Dana Harel | Capillary Waves
On: The Mathematical Nature of Nature
Capillary wave – a small wind wave, or ripples, appear when wind blows on calm waters, quickly fading when it stops. They also form when a small stone is thrown into water. They are a small-scale, handsome show of something found in nature in a wide range, at the other end of which, are ocean storm waves. The same forces produce this and that, and also, the same forces that allow the formation of ripples, enable the formation of soap bubbles or water droplets standing on a leaf.
Black droplets pool like rain drip across a pool with black water, spreading gentle ripples. Surrounding it is an ecclesiastical whiteness, delicate, peeling, broken. The contrast of colors and states of material do not disturb the harmonic aura. They may even produce it. Silence resonates in the space, you can hear the drops dripping. We, hearing this sound not for the first time here in the gallery, can feel what we felt like in our memory. It is an invitation to converge into our memory and connection to nature, even though everything around us is patently unnatural and has been stripped, cleaned, and peeled down to its most basic form. Undergoing adaptations and transformations until coming to a halt, as a Perspex pool, aquarium pump and plumbing, white industrial paint and glue, LED light, TV screen, and silvery sequin fabric.
Looking at Harel’s work arouses thoughts about states of order and chaos, and the ways they are connected. How sometimes, small ripples can break gently into transparent side panels, and in others accumulate and echo each other until a storm forms at sea. Even this seemingly chaotic state of disorder is contained, is inside the order. The wave is the same wave.
Harel takes natural phenomena out of context, allowing them to become other things, and sometimes the opposite; enlists artificial and crude materials and gives them the appearance of natural creations. In this manner a random crystallization of matter can be such an astonishing thing, our minds producing underwater folds of land, an ocean floor, pages in a mushroom’s cap, or coral reefs. Spontaneous yet organized forms of surprising beauty, capable of conjuring deep emotions related, I feel, to man’s connection with nature and himself. They inspire curiosity to examine with a sensitive eye even the most accidental stains and cracks; A rhythm is repeated, in the dripping water or the appearance and disappearance of amorphous animals, over a black background. The beat is a comforting return to primordeal and early rhythms.
Light flutters across the water just like a sunbeam. Soil cracking under heat is reincarnated as white industrial paint left at the mercy of weather, humidity, and other forces exerted on it. A True-Morel mushroom with a cap resembling a honeycomb was immersed in black ink and stamped onto paper until the mushroom disintegrated and, with it, the image. It grows on stream banks, in fields, and in Kurkar (Calcarenite) soil. In the studio, formative beauty reveals a Rorschach stain; a calligraphic mark in a language spoken by mushrooms.

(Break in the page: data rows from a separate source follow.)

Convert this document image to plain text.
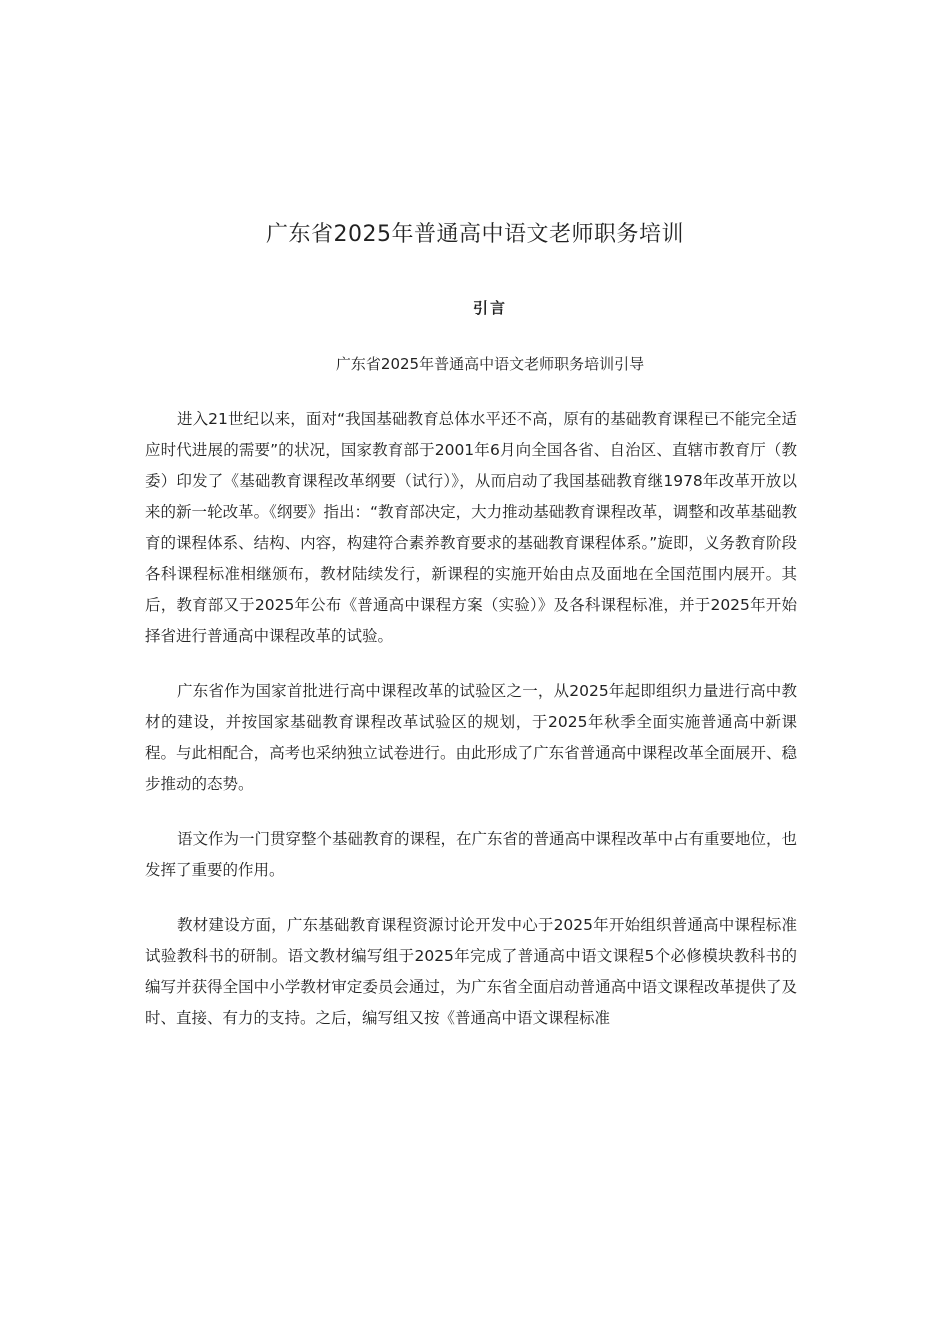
广东省2025年普通高中语文老师职务培训
引言

广东省2025年普通高中语文老师职务培训引导

进入21世纪以来，面对“我国基础教育总体水平还不高，原有的基础教育课程已不能完全适应时代进展的需要”的状况，国家教育部于2001年6月向全国各省、自治区、直辖市教育厅（教委）印发了《基础教育课程改革纲要（试行）》，从而启动了我国基础教育继1978年改革开放以来的新一轮改革。《纲要》指出：“教育部决定，大力推动基础教育课程改革，调整和改革基础教育的课程体系、结构、内容，构建符合素养教育要求的基础教育课程体系。”旋即，义务教育阶段各科课程标准相继颁布，教材陆续发行，新课程的实施开始由点及面地在全国范围内展开。其后，教育部又于2025年公布《普通高中课程方案（实验）》及各科课程标准，并于2025年开始择省进行普通高中课程改革的试验。

广东省作为国家首批进行高中课程改革的试验区之一，从2025年起即组织力量进行高中教材的建设，并按国家基础教育课程改革试验区的规划，于2025年秋季全面实施普通高中新课程。与此相配合，高考也采纳独立试卷进行。由此形成了广东省普通高中课程改革全面展开、稳步推动的态势。

语文作为一门贯穿整个基础教育的课程，在广东省的普通高中课程改革中占有重要地位，也发挥了重要的作用。

教材建设方面，广东基础教育课程资源讨论开发中心于2025年开始组织普通高中课程标准试验教科书的研制。语文教材编写组于2025年完成了普通高中语文课程5个必修模块教科书的编写并获得全国中小学教材审定委员会通过，为广东省全面启动普通高中语文课程改革提供了及时、直接、有力的支持。之后，编写组又按《普通高中语文课程标准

Salt formations twist like the Morel mushroom’s cap, scatter and build up like the earth and color’s cracks, reminding us that this particular aesthetic presented in this body of work, is everywhere. On one hand, it is a complete mathematical abstraction, and on the other, it materializes before our eyes in every landscape line and wherever we turn. This distinctly formative aesthetic is called “fractals”- a shape comprised of smaller copies of itself. It is found in snowflakes, bifurcations of tree branches and leaf arteries, broccoli and cauliflower, the body’s blood vessels, the shape of frost, coastlines, shell, pine cones and the shell of the Nautilus. This is where numbers meet nature and regularity organizes the world we are part of. It is a state of chaotic order, harmonious and beautiful, irregular and fragile.